02/05/2013 | Yazar: Ömer Akpınar

Geriye kalan amele yanıklarımız, kısılan seslerimiz ve kamyon çarpmış yorgunluğu olsa da 1 Mayıs herkesin tatması gereken bir coşku.

Angara’nın Bağları da 1 Mayıs Sokakları… Kaos GL - LGBTİ+ Haber Portalı
2001 yılından beri ibneler, dönmeler, kararsızlar (biseksüellerin etiketi de bu olsa gerek) 1 Mayıs’a katılıyorlar. Emek, eşitlik, adalet tartışmaları yaparken lezbiyen, gey, biseksüel ve transları da gözden kaçırmayalım diyorlar. Bu yıl ben de Ankara’daki eylem/gösteri/isyan/şenliğin bir parçası oldum.
 
Sabah 11’de, 17 Mayıs Antihomofobi İnisiyatifi’nin “LGBT’lere Yönelik İlân Edilmemiş Savaşa da Son” pankartının önünde arkasında, orasında burasında gökkuşağı kortejini (ne zor kelimeymiş, Türkçesi de “alay”) oluşturduk. Düğün alayı gibiydi aslında; çünkü 2001’de “alana çıkan” (bunlar hep eylem jargonu) bir avuç insanın aksine dün – kaç kişi vardı bilemeyeceğim ama –  bayağı kalabalıktık.
 
Hemencecik yanı yanı başımızda feministler ve anarşistler vardı. Zaten sloganlarımız da ayrı gayrı olmadı. “Dünya yerinden oynar ibneler özgür olsa”nın ardından “patronsuz pezevenksiz bir dünya istiyoruz” geldi, “aile değil kadınız”ın ardından “faşizme karşı bacak omuza”…
 
Tüm bunlar olurken ben de Kaos GL’nin Facebook sayfasına fotoğraf yüklemekle iştigal ediyordum. (Bulanık fotoğraflar için özür diliyorum, güneşin alnında hepten ıstakoza dönmeyelim diye kremlenirken kameram da güneş korumasından nasiplenmiş.) Orada bizimle olmasa da internetten bizimle olan insanların heyecanı beni gerçekten etkiledi.
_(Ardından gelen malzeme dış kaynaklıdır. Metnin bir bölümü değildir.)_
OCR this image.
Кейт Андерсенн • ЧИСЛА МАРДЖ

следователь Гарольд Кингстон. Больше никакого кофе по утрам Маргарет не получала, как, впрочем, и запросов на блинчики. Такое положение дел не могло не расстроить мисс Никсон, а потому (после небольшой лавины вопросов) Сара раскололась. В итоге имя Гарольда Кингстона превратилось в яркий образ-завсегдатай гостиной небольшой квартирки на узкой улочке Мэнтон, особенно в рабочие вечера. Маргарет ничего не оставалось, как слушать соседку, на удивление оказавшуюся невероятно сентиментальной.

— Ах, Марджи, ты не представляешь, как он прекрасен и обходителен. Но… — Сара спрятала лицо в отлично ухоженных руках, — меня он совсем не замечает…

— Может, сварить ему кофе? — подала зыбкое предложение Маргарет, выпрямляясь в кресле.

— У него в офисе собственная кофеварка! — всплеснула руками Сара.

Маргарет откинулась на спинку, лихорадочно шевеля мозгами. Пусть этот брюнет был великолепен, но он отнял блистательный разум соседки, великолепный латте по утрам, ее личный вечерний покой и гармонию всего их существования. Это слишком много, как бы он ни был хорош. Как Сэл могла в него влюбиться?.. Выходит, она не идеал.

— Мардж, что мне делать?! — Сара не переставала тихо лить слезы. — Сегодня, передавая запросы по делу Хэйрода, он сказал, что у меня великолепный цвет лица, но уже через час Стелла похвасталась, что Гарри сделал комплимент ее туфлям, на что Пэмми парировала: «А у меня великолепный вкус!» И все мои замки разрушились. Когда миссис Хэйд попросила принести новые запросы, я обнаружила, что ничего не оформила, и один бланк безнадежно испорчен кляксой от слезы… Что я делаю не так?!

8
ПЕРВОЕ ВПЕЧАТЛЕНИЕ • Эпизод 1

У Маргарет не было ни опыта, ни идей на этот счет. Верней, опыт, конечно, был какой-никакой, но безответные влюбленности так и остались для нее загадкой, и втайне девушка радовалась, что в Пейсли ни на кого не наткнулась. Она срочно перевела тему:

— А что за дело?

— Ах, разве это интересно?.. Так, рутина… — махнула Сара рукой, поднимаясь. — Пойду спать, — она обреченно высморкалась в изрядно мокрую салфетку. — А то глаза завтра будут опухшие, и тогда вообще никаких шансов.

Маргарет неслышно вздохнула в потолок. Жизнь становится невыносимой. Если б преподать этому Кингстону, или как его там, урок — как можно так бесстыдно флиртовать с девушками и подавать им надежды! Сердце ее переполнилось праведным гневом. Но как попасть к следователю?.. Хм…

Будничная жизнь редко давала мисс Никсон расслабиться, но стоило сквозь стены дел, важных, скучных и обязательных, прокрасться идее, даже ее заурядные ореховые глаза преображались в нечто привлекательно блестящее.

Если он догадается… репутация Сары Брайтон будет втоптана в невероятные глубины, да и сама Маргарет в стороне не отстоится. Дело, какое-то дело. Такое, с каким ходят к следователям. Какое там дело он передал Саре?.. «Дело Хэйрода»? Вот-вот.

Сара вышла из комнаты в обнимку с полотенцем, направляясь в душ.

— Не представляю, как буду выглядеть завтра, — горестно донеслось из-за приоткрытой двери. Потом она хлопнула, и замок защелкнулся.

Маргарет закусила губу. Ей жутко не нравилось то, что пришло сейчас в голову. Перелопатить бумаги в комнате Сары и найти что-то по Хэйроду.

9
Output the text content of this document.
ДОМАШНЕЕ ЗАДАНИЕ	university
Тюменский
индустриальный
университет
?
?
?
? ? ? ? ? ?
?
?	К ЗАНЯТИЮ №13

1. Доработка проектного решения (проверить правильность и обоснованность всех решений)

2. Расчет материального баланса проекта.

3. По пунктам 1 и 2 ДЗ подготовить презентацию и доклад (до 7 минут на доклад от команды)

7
Özellikle “lezbiyenim bas git, çükünü de al git” sloganına gelen “çüklü lezbiyenler vardır” yorumu trans mücadelesinin LGBT hareketine kattığı değer açısından çok önemli geldi bana. “Üf, onlar onu kastetmiyor ama her halta da bir kulp bulmasınlar” diyenler olacaktır illa ki; ama yine de LGBT harflerinin kapsadığı ve kapsayamayacağı çeşitliliğimiz konusunda insanların bu denli hassas olması beni sevindiriyor.
 
Toplumsal muhalefetin türlü çeşit unsurlarına “bakın LGBT’ler de var; meslektaşın, yoldaşın” demek başlı başına bir kazanım bence. Çalışma hayatında yok sayılmak, yok edilmek; emek sömürüsüyle iliği kurutulmak; devlet mekanizmalarında un ufak edilip savrulmak LGBT’lerin de meselesi.
 

Geriye kalan amele yanıklarımız, kısılan seslerimiz ve kamyon çarpmış yorgunluğu olsa da 1 Mayıs herkesin yaşaması gereken bir coşku.